Click Stop Marklogic Server.
2. Once the server is stopped, you can uninstall Marklogic package by performing the following
action based on the platform in which you are running:
Platform
Perform the following:
Windows
Use the Add/Remove Programs Control Panel to uninstall Marklogic.
Red
Linux
As the root user, enter the following command:
Hat
rpm -e Marklogic
Sun Solaris
As the root user, enter the following command:
pkgrm Marklogic
Mac OS X
No action is necessary when upgrading.
If you want to remove the user data and do a fresh install, then remove the
following directory:
~/Library/Application Support/Marklogic/Data
To entirely remove Marklogic, remove the following directories:
~/Library/Marklogic
~/Library/Application Support/Marklogic
~/Library/StartupItems/Marklogic
~/Library/PreferencePanes/Marklogic.prefPane
To make Mac OS X completely forget it ever had a Marklogic installation, run
the following command from a terminal window:
sudo pkgutil --forget com.Marklogic.server
3. Using this procedure to remove Marklogic from your system will not remove user data
(configuration information, XQuery files used by HTTP or XDBC servers, or forest content). This
data is left in place to simplify the software upgrade process. If you wish to remove the user data,
you must do so manually using standard operating system commands.

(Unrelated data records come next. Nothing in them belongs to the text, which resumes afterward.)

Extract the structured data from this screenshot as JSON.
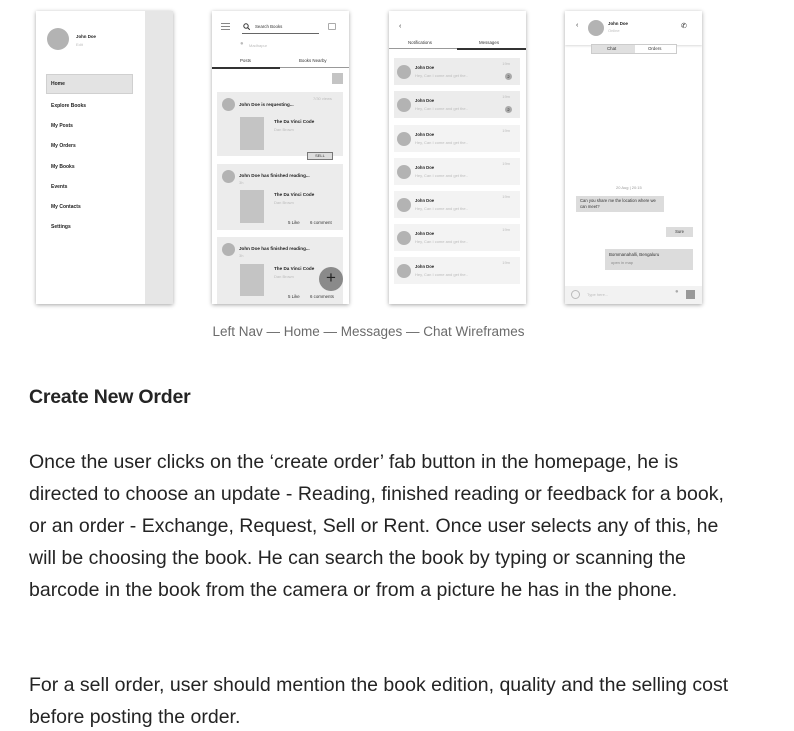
{
  "figure": {
    "caption": "Left Nav — Home — Messages — Chat Wireframes",
    "nav": {
      "user_name": "John Doe",
      "user_sub": "Edit",
      "items": [
        "Home",
        "Explore Books",
        "My Posts",
        "My Orders",
        "My Books",
        "Events",
        "My Contacts",
        "Settings"
      ]
    },
    "home": {
      "search_placeholder": "Search Books",
      "location": "Madhapur",
      "tabs": [
        "Posts",
        "Books Nearby"
      ],
      "posts": [
        {
          "author": "John Doe is requesting...",
          "meta": "15m",
          "time": "7/30 views",
          "book_title": "The Da Vinci Code",
          "book_author": "Dan Brown",
          "action": "SELL"
        },
        {
          "author": "John Doe has finished reading...",
          "meta": "3h",
          "book_title": "The Da Vinci Code",
          "book_author": "Dan Brown",
          "likes": "5 Like",
          "comments": "6 comment"
        },
        {
          "author": "John Doe has finished reading...",
          "meta": "3h",
          "book_title": "The Da Vinci Code",
          "book_author": "Dan Brown",
          "likes": "5 Like",
          "comments": "6 comments"
        }
      ],
      "fab_symbol": "+"
    },
    "messages": {
      "tabs": [
        "Notifications",
        "Messages"
      ],
      "items": [
        {
          "name": "John Doe",
          "preview": "Hey, Can I come and get the..",
          "time": "19m",
          "badge": "2"
        },
        {
          "name": "John Doe",
          "preview": "Hey, Can I come and get the..",
          "time": "19m",
          "badge": "2"
        },
        {
          "name": "John Doe",
          "preview": "Hey, Can I come and get the..",
          "time": "19m",
          "badge": ""
        },
        {
          "name": "John Doe",
          "preview": "Hey, Can I come and get the..",
          "time": "19m",
          "badge": ""
        },
        {
          "name": "John Doe",
          "preview": "Hey, Can I come and get the..",
          "time": "19m",
          "badge": ""
        },
        {
          "name": "John Doe",
          "preview": "Hey, Can I come and get the..",
          "time": "19m",
          "badge": ""
        },
        {
          "name": "John Doe",
          "preview": "Hey, Can I come and get the..",
          "time": "19m",
          "badge": ""
        }
      ]
    },
    "chat": {
      "name": "John Doe",
      "status": "Online",
      "tabs": [
        "Chat",
        "Orders"
      ],
      "date": "20 Aug | 20:15",
      "bubble_in": "Can you share me the location where we can meet?",
      "bubble_out": "Sure",
      "location_name": "Bommanahalli, Bengaluru",
      "location_sub": "open in map",
      "input_placeholder": "Type here..."
    }
  },
  "article": {
    "heading": "Create New Order",
    "paragraphs": [
      "Once the user clicks on the ‘create order’ fab button in the homepage, he is directed to choose an update - Reading, finished reading or feedback for a book, or an order - Exchange, Request, Sell or Rent. Once user selects any of this, he will be choosing the book. He can search the book by typing or scanning the barcode in the book from the camera or from a picture he has in the phone.",
      "For a sell order, user should mention the book edition, quality and the selling cost before posting the order."
    ]
  }
}
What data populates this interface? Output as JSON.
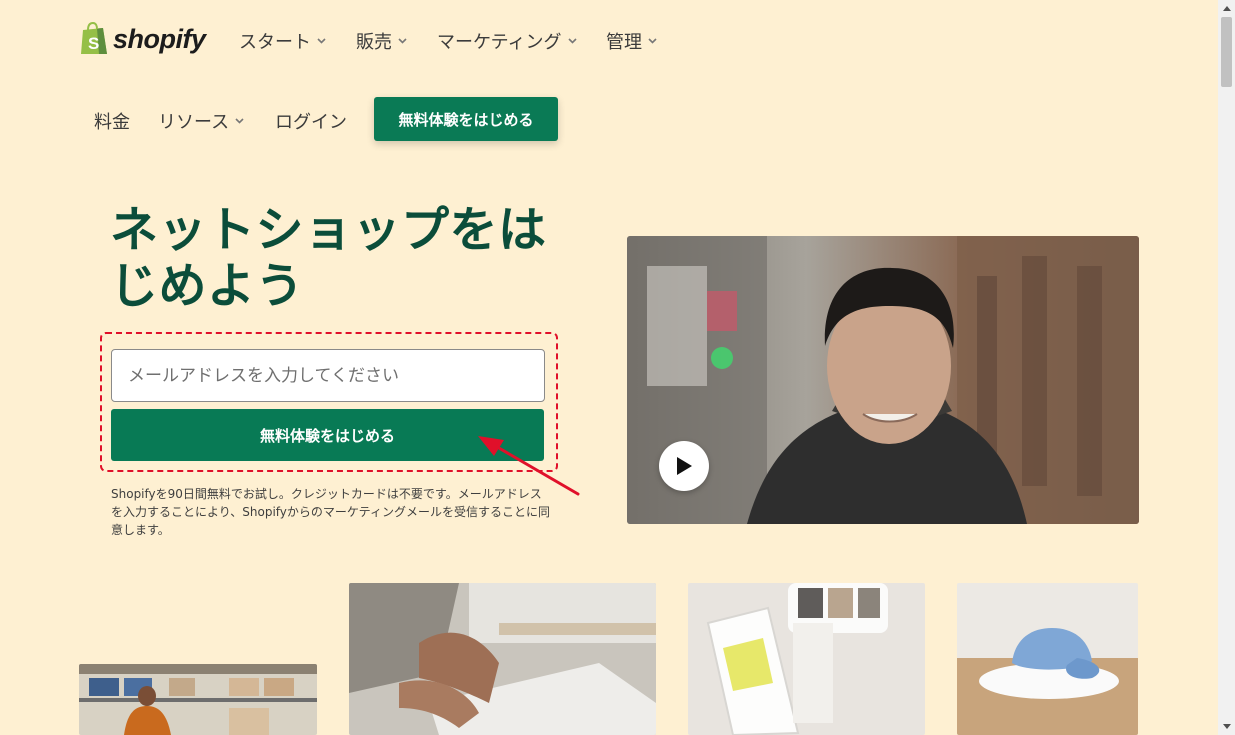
{
  "brand": {
    "name": "shopify",
    "color": "#95bf47"
  },
  "nav_primary": [
    {
      "label": "スタート",
      "has_dropdown": true
    },
    {
      "label": "販売",
      "has_dropdown": true
    },
    {
      "label": "マーケティング",
      "has_dropdown": true
    },
    {
      "label": "管理",
      "has_dropdown": true
    }
  ],
  "nav_secondary": [
    {
      "label": "料金",
      "has_dropdown": false
    },
    {
      "label": "リソース",
      "has_dropdown": true
    },
    {
      "label": "ログイン",
      "has_dropdown": false
    }
  ],
  "header_cta": {
    "label": "無料体験をはじめる"
  },
  "hero": {
    "title": "ネットショップをはじめよう",
    "email_placeholder": "メールアドレスを入力してください",
    "email_value": "",
    "cta_label": "無料体験をはじめる",
    "disclaimer": "Shopifyを90日間無料でお試し。クレジットカードは不要です。メールアドレスを入力することにより、Shopifyからのマーケティングメールを受信することに同意します。"
  },
  "video": {
    "play_icon": "play-icon"
  },
  "colors": {
    "background": "#fef0d2",
    "primary_green": "#087a55",
    "title_green": "#0b4d3a",
    "annotation_red": "#e0102a"
  }
}
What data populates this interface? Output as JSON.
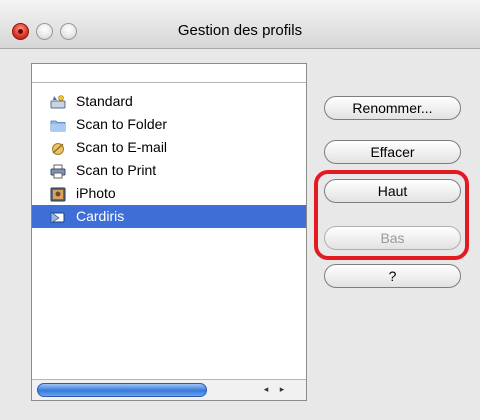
{
  "window": {
    "title": "Gestion des profils"
  },
  "profiles": [
    {
      "label": "Standard",
      "icon": "scanner-wizard-icon",
      "selected": false
    },
    {
      "label": "Scan to Folder",
      "icon": "folder-icon",
      "selected": false
    },
    {
      "label": "Scan to E-mail",
      "icon": "email-icon",
      "selected": false
    },
    {
      "label": "Scan to Print",
      "icon": "printer-icon",
      "selected": false
    },
    {
      "label": "iPhoto",
      "icon": "iphoto-icon",
      "selected": false
    },
    {
      "label": "Cardiris",
      "icon": "cardiris-icon",
      "selected": true
    }
  ],
  "buttons": {
    "rename": "Renommer...",
    "delete": "Effacer",
    "up": "Haut",
    "down": "Bas",
    "help": "?"
  },
  "colors": {
    "selection": "#3d6fd6",
    "highlight": "#e41a22"
  },
  "scrollbar": {
    "left_arrow": "◂",
    "right_arrow": "▸"
  }
}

Database Definition and Manipulation:
Creating a New Database
Follow the following steps to create a new database.
1. Click the Databases icon in the left tree menu.
2. Click the Create tab at the top right. The Create Database page displays:
3. Enter the name of the database. This is the name the system will use to refer to this database.
4. Select a security database to be associated with this database. We recommend selecting Security
as the security database.
5. Select a schema database to be associated with this database.
6. You may leave the rest of the parameters unchanged or set them according to your needs.
7. Click OK. Your database is now created. You can now attach forests to the database. Creating
a database is a “hot” admin task.
Attaching and/or Detaching Forests to/from a Database
In order to query content in a forest, it must be attached to a database. Forests can be moved from
one database to another (detached from one database and attached to another). Detaching a forest
from a database does not delete the forest; the forest remains on the host on which it was created
with the data intact. Forests can be moved from one database to another (detached from one and
attached to another). However, before you attach the forest to another database, ensure that the
new database has the same configuration as the old database. If the configuration of the new
database is different and the reindex enable setting is set to true on the new database, the forest
will begin reindexing to match the database configuration as soon as it is attached.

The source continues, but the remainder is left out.